The average cost of a property in the UK is £83,000, up £10,000 on the year according to figures compiled from its lending by the Halifax, which will this week release details of regional breakdowns.
According to the latest, broader Land Registry figures, for July-Sept 1999, the average cost of a property in the UK was £97,600. In the London area this figure rises to £155,000.
If the 5% Oct-Dec rise reported by the Halifax is an accurate reflection of the general market, the cost of the average UK property will pass £100,000 when the Land Registry publishes its next three monthly figures.
With average UK earnings of £23,000, this will make the average home 4.3 times more than average earnings. This is approaching the house price-to-earnings ratio of five hit briefly before the bubble burst in 1989.

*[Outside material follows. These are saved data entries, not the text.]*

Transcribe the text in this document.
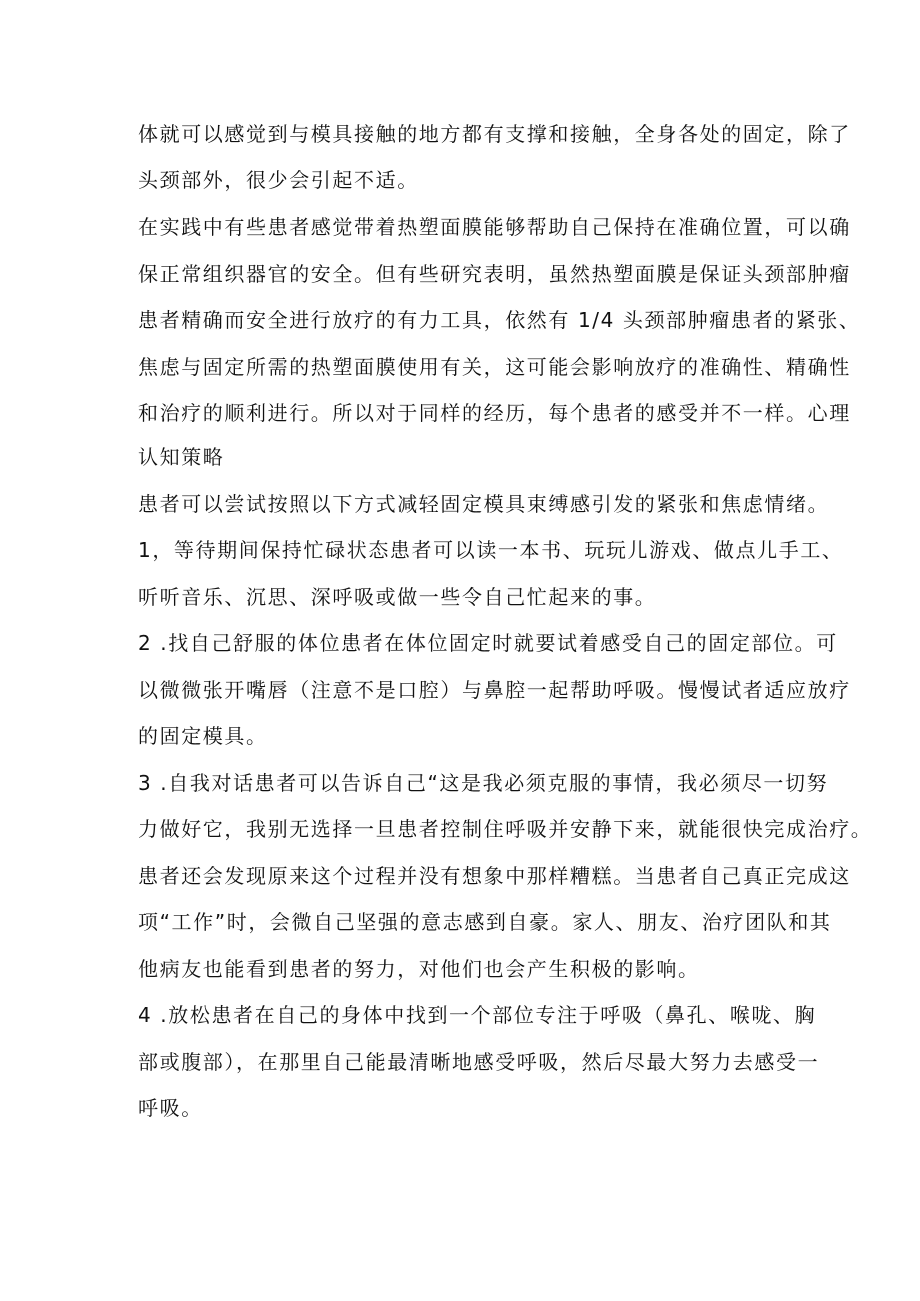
体就可以感觉到与模具接触的地方都有支撑和接触，全身各处的固定，除了

头颈部外，很少会引起不适。

在实践中有些患者感觉带着热塑面膜能够帮助自己保持在准确位置，可以确

保正常组织器官的安全。但有些研究表明，虽然热塑面膜是保证头颈部肿瘤

患者精确而安全进行放疗的有力工具，依然有 1/4 头颈部肿瘤患者的紧张、

焦虑与固定所需的热塑面膜使用有关，这可能会影响放疗的准确性、精确性

和治疗的顺利进行。所以对于同样的经历，每个患者的感受并不一样。心理

认知策略

患者可以尝试按照以下方式减轻固定模具束缚感引发的紧张和焦虑情绪。

1，等待期间保持忙碌状态患者可以读一本书、玩玩儿游戏、做点儿手工、

听听音乐、沉思、深呼吸或做一些令自己忙起来的事。

2 .找自己舒服的体位患者在体位固定时就要试着感受自己的固定部位。可

以微微张开嘴唇（注意不是口腔）与鼻腔一起帮助呼吸。慢慢试者适应放疗

的固定模具。

3 .自我对话患者可以告诉自己“这是我必须克服的事情，我必须尽一切努

力做好它，我别无选择一旦患者控制住呼吸并安静下来，就能很快完成治疗。

患者还会发现原来这个过程并没有想象中那样糟糕。当患者自己真正完成这

项“工作”时，会微自己坚强的意志感到自豪。家人、朋友、治疗团队和其

他病友也能看到患者的努力，对他们也会产生积极的影响。

4 .放松患者在自己的身体中找到一个部位专注于呼吸（鼻孔、喉咙、胸

部或腹部），在那里自己能最清晰地感受呼吸，然后尽最大努力去感受一

呼吸。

These sorts of prices have already begun to freeze some out of the London property market.
Even joint buyers - say a nurse and a teacher with a combined income of £45,000 - now find it difficult to buy more than a small flat unless they find a mortgage company willing to stretch the standard lending criteria of 2.5 times joint salary.
But, depending on which figures you use, the situation is still better than 1989. Average earnings are up about three quarters in the past decade while property prices are up by a more modest 15% to 30% from their peak.
Demand outstrips supply
Hugh Dunsmore-Hardy, chief executive of the National Association of Estate Agents, told BBC News Online that UK house prices were rising far higher for far longer in the late 1980s than they have done in the past two years.
The volume of transactions was also lower now than in the house buying frenzy of 1988.
The key reason for the previous bust was the sudden jump in interest rates, with no one suggesting double figure base rates looming on the horizon again, he said.
"Homes are much more affordable now than they were. Prices are rising because demand is far exceeding supply," he said.
Interest rate rises and the phasing out of mortgage relief will guard against prices reaching unsustainable levels: "What we will see is that the London and the South East effect will tend to push prices up in other areas such as East Anglia and the Midlands."
Milan Khatri, chief economist at the Royal Institute for Chartered Surveyors, said that, like the Halifax, his forecast for 2000 is an 8-10% rise in prices.
Positive factors are the continuing fall in unemployment, the growth in two income households and the competition between banks, building societies and new internet rivals which are keeping low mortgage rates available for buyers.
These lower rates have meant that the monthly cost of the average mortgage remains far lower than 1989 in real terms.
Both Mr Dunsmore-Hardy and Mr Khatri have an interest in playing down boom fears, but the figures suggest estate agents are not being too inventive when they say we are not seeing excesses quite on the scale of 1989.
But those were excessive excesses, and we are getting uncomfortably close even to those levels again.